Checks/OPT_BALANCE_006

NATS Account Connection Concentration: What It Means and How to Fix It

Severity
Info
Category
Saturation
Applies to
Balance
Check ID
OPT_BALANCE_006
Detection threshold
> 70% of account connections on one server (minimum 3 servers, minimum 10 connections)

Account connection concentration means more than 70% of a single account’s client connections are on one server in a cluster with at least 3 servers and at least 10 connections. This creates a single point of failure for that account — if the server goes down, the account loses the vast majority of its connectivity in one event rather than a proportional fraction.

Why this matters

NATS clusters are designed so that losing any single server degrades capacity proportionally. If you have 3 servers and lose one, you lose roughly one-third of your connection capacity. But when 70%+ of an account’s connections are on one server, that account experiences a near-total outage when that specific server goes down — even though the cluster as a whole lost only one-third of its capacity. The account’s services disconnect en masse, triggering a reconnection storm as clients scramble to establish connections on the surviving servers.

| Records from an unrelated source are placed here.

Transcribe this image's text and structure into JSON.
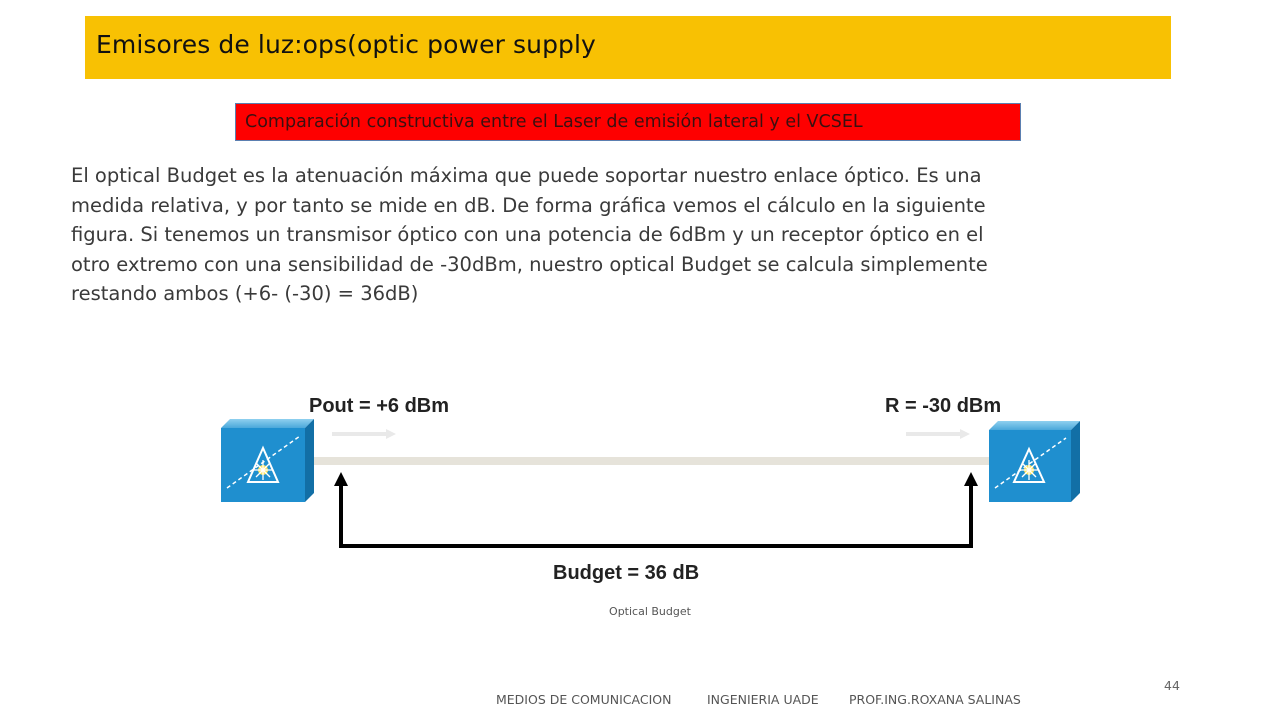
{
  "slide": {
    "title": "Emisores de luz:ops(optic power supply",
    "subtitle": "Comparación constructiva entre el Laser de emisión lateral y el VCSEL",
    "body": "El optical Budget es la atenuación máxima que puede soportar nuestro enlace óptico. Es una medida relativa, y por tanto se mide en dB. De forma gráfica vemos el cálculo en la siguiente figura. Si tenemos un transmisor óptico con una potencia de 6dBm y un receptor óptico en el otro extremo con una sensibilidad de -30dBm, nuestro optical Budget se calcula simplemente restando ambos (+6- (-30) = 36dB)",
    "page_number": "44"
  },
  "diagram": {
    "transmitter_label": "Pout = +6 dBm",
    "receiver_label": "R = -30 dBm",
    "budget_label": "Budget = 36 dB",
    "caption": "Optical Budget",
    "transmitter_icon": "optical-transmitter-icon",
    "receiver_icon": "optical-receiver-icon"
  },
  "footer": {
    "course": "MEDIOS DE COMUNICACION",
    "institution": "INGENIERIA  UADE",
    "professor": "PROF.ING.ROXANA SALINAS"
  },
  "colors": {
    "title_bar": "#f8c103",
    "subtitle_box": "#fe0000",
    "device": "#1f8fcf"
  }
}
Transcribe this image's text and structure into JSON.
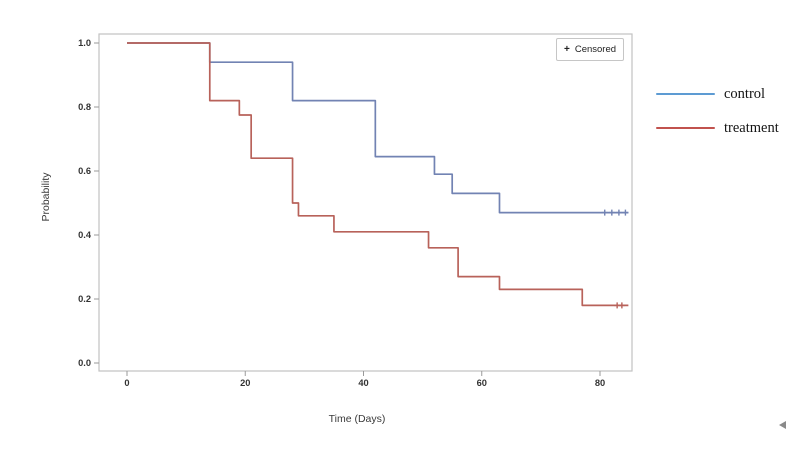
{
  "chart_data": {
    "type": "line",
    "subtype": "kaplan-meier-step",
    "title": "",
    "xlabel": "Time (Days)",
    "ylabel": "Probability",
    "xticks": [
      0,
      20,
      40,
      60,
      80
    ],
    "yticks": [
      0.0,
      0.2,
      0.4,
      0.6,
      0.8,
      1.0
    ],
    "xlim": [
      -4.7,
      85.4
    ],
    "ylim": [
      -0.025,
      1.028
    ],
    "grid": false,
    "legend_position": "right-outside",
    "frame_color": "#c2c2c2",
    "tick_color": "#9a9a9a",
    "series": [
      {
        "name": "control",
        "color": "#7283b3",
        "legend_color": "#5d9bd3",
        "steps": [
          [
            0,
            1.0
          ],
          [
            14,
            0.94
          ],
          [
            28,
            0.82
          ],
          [
            42,
            0.645
          ],
          [
            52,
            0.59
          ],
          [
            55,
            0.53
          ],
          [
            63,
            0.47
          ]
        ],
        "end_day": 84.8,
        "censored": [
          [
            80.8,
            0.47
          ],
          [
            82.0,
            0.47
          ],
          [
            83.2,
            0.47
          ],
          [
            84.3,
            0.47
          ]
        ]
      },
      {
        "name": "treatment",
        "color": "#b8625a",
        "legend_color": "#c1524e",
        "steps": [
          [
            0,
            1.0
          ],
          [
            14,
            0.82
          ],
          [
            19,
            0.775
          ],
          [
            21,
            0.64
          ],
          [
            28,
            0.5
          ],
          [
            29,
            0.46
          ],
          [
            35,
            0.41
          ],
          [
            51,
            0.36
          ],
          [
            56,
            0.27
          ],
          [
            63,
            0.23
          ],
          [
            77,
            0.18
          ]
        ],
        "end_day": 84.8,
        "censored": [
          [
            82.9,
            0.18
          ],
          [
            83.7,
            0.18
          ]
        ]
      }
    ]
  },
  "censored_box": {
    "symbol": "+",
    "label": "Censored"
  }
}
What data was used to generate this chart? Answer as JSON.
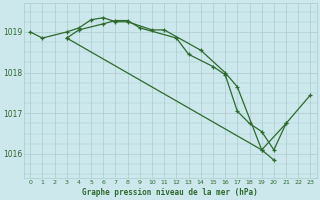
{
  "background_color": "#cce8ec",
  "grid_color": "#aacccc",
  "line_color": "#2d6a2d",
  "title": "Graphe pression niveau de la mer (hPa)",
  "yticks": [
    1016,
    1017,
    1018,
    1019
  ],
  "ylim": [
    1015.4,
    1019.7
  ],
  "xlim": [
    -0.5,
    23.5
  ],
  "line1_x": [
    0,
    1,
    3,
    4,
    5,
    6,
    7,
    8,
    10,
    11,
    14,
    16,
    17,
    19,
    20
  ],
  "line1_y": [
    1019.0,
    1018.85,
    1019.0,
    1019.1,
    1019.3,
    1019.35,
    1019.25,
    1019.25,
    1019.05,
    1019.05,
    1018.55,
    1018.0,
    1017.65,
    1016.1,
    1015.85
  ],
  "line2_x": [
    3,
    4,
    6,
    7,
    8,
    9,
    12,
    13,
    15,
    16,
    17,
    18,
    19,
    20,
    21
  ],
  "line2_y": [
    1018.85,
    1019.05,
    1019.2,
    1019.28,
    1019.28,
    1019.1,
    1018.85,
    1018.45,
    1018.15,
    1017.95,
    1017.05,
    1016.75,
    1016.55,
    1016.1,
    1016.75
  ],
  "line3_x": [
    3,
    19,
    21,
    23
  ],
  "line3_y": [
    1018.85,
    1016.1,
    1016.75,
    1017.45
  ]
}
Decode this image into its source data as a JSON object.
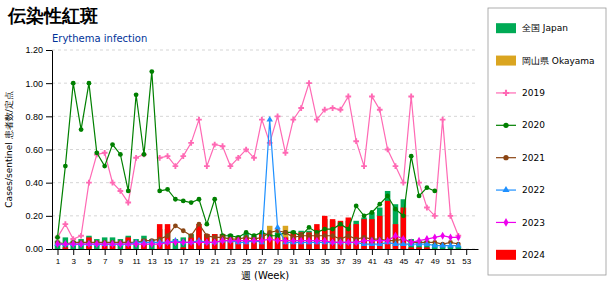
{
  "chart_data": {
    "type": "bar",
    "title": "伝染性紅斑",
    "subtitle": "Erythema infection",
    "xlabel": "週 (Week)",
    "ylabel": "Cases/sentinel 患者数/定点",
    "x": [
      1,
      2,
      3,
      4,
      5,
      6,
      7,
      8,
      9,
      10,
      11,
      12,
      13,
      14,
      15,
      16,
      17,
      18,
      19,
      20,
      21,
      22,
      23,
      24,
      25,
      26,
      27,
      28,
      29,
      30,
      31,
      32,
      33,
      34,
      35,
      36,
      37,
      38,
      39,
      40,
      41,
      42,
      43,
      44,
      45,
      46,
      47,
      48,
      49,
      50,
      51,
      52,
      53
    ],
    "xlim": [
      0.3,
      54.5
    ],
    "xticks": [
      1,
      3,
      5,
      7,
      9,
      11,
      13,
      15,
      17,
      19,
      21,
      23,
      25,
      27,
      29,
      31,
      33,
      35,
      37,
      39,
      41,
      43,
      45,
      47,
      49,
      51,
      53
    ],
    "ylim": [
      0.0,
      1.2
    ],
    "yticks": [
      {
        "value": 0.0,
        "label": "0.00"
      },
      {
        "value": 0.2,
        "label": "0.20"
      },
      {
        "value": 0.4,
        "label": "0.40"
      },
      {
        "value": 0.6,
        "label": "0.60"
      },
      {
        "value": 0.8,
        "label": "0.80"
      },
      {
        "value": 1.0,
        "label": "1.00"
      },
      {
        "value": 1.2,
        "label": "1.20"
      }
    ],
    "grid": true,
    "stacked": false,
    "series": [
      {
        "name": "全国 Japan",
        "type": "bar",
        "color": "#00AA55",
        "values": [
          0.05,
          0.07,
          0.05,
          0.06,
          0.08,
          0.06,
          0.07,
          0.07,
          0.06,
          0.08,
          0.06,
          0.08,
          0.06,
          0.12,
          0.12,
          0.06,
          0.07,
          0.09,
          0.12,
          0.09,
          0.09,
          0.09,
          0.09,
          0.08,
          0.09,
          0.08,
          0.09,
          0.09,
          0.1,
          0.1,
          0.11,
          0.11,
          0.11,
          0.12,
          0.18,
          0.17,
          0.16,
          0.17,
          0.17,
          0.19,
          0.22,
          0.25,
          0.35,
          0.27,
          0.3,
          0.06,
          0.05,
          0.05,
          0.03,
          0.03,
          0.02,
          0.02,
          null
        ]
      },
      {
        "name": "岡山県 Okayama",
        "type": "bar",
        "color": "#DAA520",
        "values": [
          0.0,
          0.0,
          0.0,
          0.0,
          0.0,
          0.0,
          0.0,
          0.0,
          0.0,
          0.0,
          0.0,
          0.0,
          0.0,
          0.0,
          0.0,
          0.0,
          0.0,
          0.0,
          0.0,
          0.0,
          0.0,
          0.0,
          0.0,
          0.0,
          0.0,
          0.0,
          0.0,
          0.14,
          0.0,
          0.14,
          0.0,
          0.0,
          0.0,
          0.0,
          0.0,
          0.0,
          0.0,
          0.0,
          0.0,
          0.0,
          0.0,
          0.0,
          0.0,
          0.0,
          0.0,
          0.0,
          0.0,
          0.0,
          0.0,
          0.0,
          0.0,
          0.0,
          null
        ]
      },
      {
        "name": "2019",
        "type": "line",
        "color": "#FF69B4",
        "marker": "plus",
        "values": [
          0.07,
          0.15,
          0.06,
          0.08,
          0.4,
          0.57,
          0.58,
          0.4,
          0.35,
          0.28,
          0.55,
          0.57,
          null,
          0.55,
          0.56,
          0.5,
          0.56,
          0.64,
          0.78,
          0.5,
          0.63,
          0.62,
          0.5,
          0.55,
          0.6,
          0.55,
          0.78,
          0.64,
          0.8,
          0.58,
          0.78,
          0.85,
          1.0,
          0.78,
          0.84,
          0.85,
          0.84,
          0.92,
          0.65,
          0.5,
          0.92,
          0.84,
          0.6,
          0.5,
          0.4,
          0.92,
          0.4,
          0.25,
          0.2,
          0.78,
          0.2,
          0.08,
          null
        ]
      },
      {
        "name": "2020",
        "type": "line",
        "color": "#008000",
        "marker": "circle",
        "values": [
          0.07,
          0.5,
          1.0,
          0.72,
          1.0,
          0.58,
          0.5,
          0.63,
          0.57,
          0.35,
          0.93,
          0.57,
          1.07,
          0.35,
          0.36,
          0.3,
          0.29,
          0.28,
          0.3,
          0.15,
          0.3,
          0.08,
          0.08,
          0.07,
          0.1,
          0.08,
          0.1,
          0.08,
          0.08,
          0.1,
          0.1,
          0.08,
          0.13,
          0.1,
          0.12,
          0.12,
          0.15,
          0.12,
          0.26,
          0.2,
          0.22,
          0.27,
          0.32,
          0.24,
          0.2,
          0.56,
          0.32,
          0.37,
          0.35,
          null,
          null,
          null,
          null
        ]
      },
      {
        "name": "2021",
        "type": "line",
        "color": "#8B4513",
        "marker": "circle",
        "values": [
          0.04,
          0.03,
          0.04,
          0.04,
          0.04,
          0.04,
          0.04,
          0.04,
          0.04,
          0.04,
          0.04,
          0.05,
          0.05,
          0.06,
          0.08,
          0.14,
          0.11,
          0.08,
          0.15,
          0.08,
          0.07,
          0.07,
          0.06,
          0.06,
          0.07,
          0.06,
          0.07,
          0.1,
          0.11,
          0.1,
          0.07,
          0.08,
          0.08,
          0.08,
          0.08,
          0.08,
          0.06,
          0.08,
          0.06,
          0.07,
          0.06,
          0.06,
          0.05,
          0.05,
          0.06,
          0.04,
          0.04,
          0.04,
          0.04,
          0.03,
          0.04,
          0.03,
          null
        ]
      },
      {
        "name": "2022",
        "type": "line",
        "color": "#1E90FF",
        "marker": "triangle",
        "values": [
          0.03,
          0.03,
          0.03,
          0.03,
          0.03,
          0.03,
          0.03,
          0.03,
          0.03,
          0.03,
          0.04,
          0.04,
          0.04,
          0.04,
          0.04,
          0.05,
          0.04,
          0.04,
          0.05,
          0.04,
          0.04,
          0.05,
          0.05,
          0.04,
          0.04,
          0.05,
          0.04,
          0.78,
          0.13,
          0.04,
          0.04,
          0.04,
          0.04,
          0.04,
          0.04,
          0.04,
          0.04,
          0.04,
          0.04,
          0.03,
          0.03,
          0.03,
          0.04,
          0.03,
          0.03,
          0.03,
          0.03,
          0.03,
          0.02,
          0.02,
          0.02,
          0.02,
          null
        ]
      },
      {
        "name": "2023",
        "type": "line",
        "color": "#EE00EE",
        "marker": "diamond",
        "values": [
          0.03,
          0.03,
          0.03,
          0.03,
          0.03,
          0.03,
          0.03,
          0.03,
          0.03,
          0.03,
          0.03,
          0.03,
          0.03,
          0.03,
          0.04,
          0.04,
          0.04,
          0.04,
          0.04,
          0.04,
          0.04,
          0.05,
          0.05,
          0.05,
          0.05,
          0.05,
          0.05,
          0.06,
          0.05,
          0.05,
          0.05,
          0.05,
          0.05,
          0.05,
          0.05,
          0.04,
          0.04,
          0.04,
          0.04,
          0.05,
          0.05,
          0.05,
          0.05,
          0.08,
          0.06,
          0.04,
          0.05,
          0.06,
          0.07,
          0.08,
          0.07,
          0.07,
          null
        ]
      },
      {
        "name": "2024",
        "type": "bar",
        "color": "#FF0000",
        "values": [
          0.0,
          0.01,
          0.0,
          0.0,
          0.07,
          0.0,
          0.02,
          0.02,
          0.0,
          0.07,
          0.0,
          0.06,
          0.0,
          0.15,
          0.15,
          0.0,
          0.01,
          0.07,
          0.15,
          0.09,
          0.09,
          0.09,
          0.07,
          0.07,
          0.07,
          0.07,
          0.09,
          0.07,
          0.07,
          0.07,
          0.1,
          0.1,
          0.1,
          0.15,
          0.2,
          0.18,
          0.17,
          0.19,
          0.15,
          0.18,
          0.18,
          0.2,
          0.29,
          0.15,
          0.25,
          0.01,
          0.01,
          0.01,
          0.0,
          0.0,
          0.0,
          0.0,
          null
        ]
      }
    ]
  }
}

The reconnection storm itself is the second problem. When hundreds of clients from the same account reconnect simultaneously, they re-subscribe to all their subjects, re-authenticate, and potentially trigger JetStream consumer redeliveries. The surviving servers absorb this spike on top of their existing load. If the account’s workload is substantial, this burst can temporarily overload the remaining servers, causing slow consumer events or connection rejections that affect other accounts sharing the cluster.

Multi-tenant clusters amplify the risk. If one account’s connection concentration is unknown to the operations team, capacity planning assumes even distribution. Load tests pass because they model balanced connections. Then a single server failure takes out a major tenant, and the blast radius surprises everyone.

Common causes

  • Hardcoded server address in application configuration. The application connects to a single server URL (e.g., nats://nats-1:4222) rather than listing all cluster members. Every instance of that application connects to the same server.

  • DNS resolution returning a single address. The NATS connection URL uses a hostname that resolves to one IP. Even if multiple servers exist behind different IPs, the DNS record only returns one, funneling all connections to it.

  • Infrastructure affinity. The account’s services run in the same availability zone, Kubernetes node, or network segment as one NATS server. Network proximity or routing rules cause all connections to prefer the closest server.

  • Sticky load balancer sessions. A load balancer in front of the NATS cluster uses session persistence (sticky sessions), routing all connections from the same source IP or client to the same backend server.

  • Small account with few services. An account with only 10-15 connections from a handful of services naturally concentrates if those services happen to connect to the same server. The concentration is real but may be acceptable at this scale.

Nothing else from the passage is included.